Es una verdad que a través del tiempo y las experiencias se confirma que cuando sufrimos, hay una parte de nosotros que quisiera que la vida de todos se detuviera como la nuestra lo ha hecho. No puedes entender que las actividades y rutina de los otros continúen mientras que la tuya se ha detenido de manera brusca. 

Desde la ventana de un hospital pueden verse los autos pasar, bocinas sonar y sin embargo tu vida transita a otro ritmo. Lo interior se vuelve mucho más importante que los acontecimientos externos y nos cuesta creer la indiferencia y frialdad con la que algunos parecen ni siquiera darse cuenta, que estamos sufriendo.

Así es el dolor de la pérdida, una invasión bárbara en tu vida que te desorganiza y enoja hasta el tuétano de tu existencia.
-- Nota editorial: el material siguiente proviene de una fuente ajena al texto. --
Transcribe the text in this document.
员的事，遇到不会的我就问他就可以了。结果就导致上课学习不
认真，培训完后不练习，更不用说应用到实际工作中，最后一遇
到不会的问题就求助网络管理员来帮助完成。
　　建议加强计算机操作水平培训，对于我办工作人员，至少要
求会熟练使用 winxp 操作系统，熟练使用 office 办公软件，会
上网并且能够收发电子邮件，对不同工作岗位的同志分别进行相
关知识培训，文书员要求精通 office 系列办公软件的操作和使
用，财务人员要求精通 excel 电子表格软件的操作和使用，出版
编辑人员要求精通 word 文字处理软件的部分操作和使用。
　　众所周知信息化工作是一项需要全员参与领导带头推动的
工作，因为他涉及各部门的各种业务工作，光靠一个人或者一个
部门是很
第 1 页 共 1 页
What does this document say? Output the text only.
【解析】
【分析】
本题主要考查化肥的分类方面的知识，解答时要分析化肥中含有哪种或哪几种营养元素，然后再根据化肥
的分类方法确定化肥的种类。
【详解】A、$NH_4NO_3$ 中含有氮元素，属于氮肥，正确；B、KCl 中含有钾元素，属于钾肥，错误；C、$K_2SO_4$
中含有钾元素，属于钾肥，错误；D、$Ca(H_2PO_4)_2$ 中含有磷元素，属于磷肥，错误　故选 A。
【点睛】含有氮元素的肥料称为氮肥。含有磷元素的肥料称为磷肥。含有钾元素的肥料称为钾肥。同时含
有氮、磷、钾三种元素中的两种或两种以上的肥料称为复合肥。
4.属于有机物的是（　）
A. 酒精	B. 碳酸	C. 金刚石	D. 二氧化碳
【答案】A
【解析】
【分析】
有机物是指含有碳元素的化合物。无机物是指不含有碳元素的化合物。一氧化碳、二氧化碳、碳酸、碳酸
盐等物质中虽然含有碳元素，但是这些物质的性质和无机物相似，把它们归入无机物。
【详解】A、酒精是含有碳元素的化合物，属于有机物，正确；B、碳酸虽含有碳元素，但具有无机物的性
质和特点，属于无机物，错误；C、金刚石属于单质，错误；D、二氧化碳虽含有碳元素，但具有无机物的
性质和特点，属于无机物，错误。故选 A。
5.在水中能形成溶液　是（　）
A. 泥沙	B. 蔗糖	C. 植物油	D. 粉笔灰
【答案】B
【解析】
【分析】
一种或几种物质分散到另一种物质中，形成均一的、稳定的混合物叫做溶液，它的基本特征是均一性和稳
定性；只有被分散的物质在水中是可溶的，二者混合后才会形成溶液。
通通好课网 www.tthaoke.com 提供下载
Lo reconozcamos o no, nos afecta la felicidad de los demás, nos preguntamos ¿por qué yo y por qué no ellos? 

Esto no nos convierte en un monstruo ni en una mala persona, porque encima de sufrir, además nos juzgamos a nosotros mismos y sentimos culpa por estos sentimientos normales bajo las circunstancias, que se gestan en nuestro interior.

Al transitar el duelo descubriremos que la envidia que hemos sentido ( no hay otra palabra para llamarla) por la bonanza o felicidad ajena, ha vuelto a abandonar nuestra mente, ahora su lugar lo ocupa mayor empatía y sabiduría emocional. 

Resulta que entendemos a los que sufren o transitan un dolor justamente porque ya hemos estado ahí. La pérdida nos pone un escalón más arriba que el resto pero no para mirarlos hacia abajo sino para ayudarlos a subir. 

Al concluir nuestro proceso de cicatrización emocional nos reconocemos fortalecidos, entendemos a quien pasa por la ausencia de un padre o una madre o de un hijo, precisamente porque hemos estado ahí y también comprendemos sin ofendernos, que esa persona siente que es la única a la que se le ha muerto un ser querido. 

Después, si hace un buen trabajo de sanación interior, empezará a preguntarse si supo estar ahí para sus amigos cuando ellos sufrieron también.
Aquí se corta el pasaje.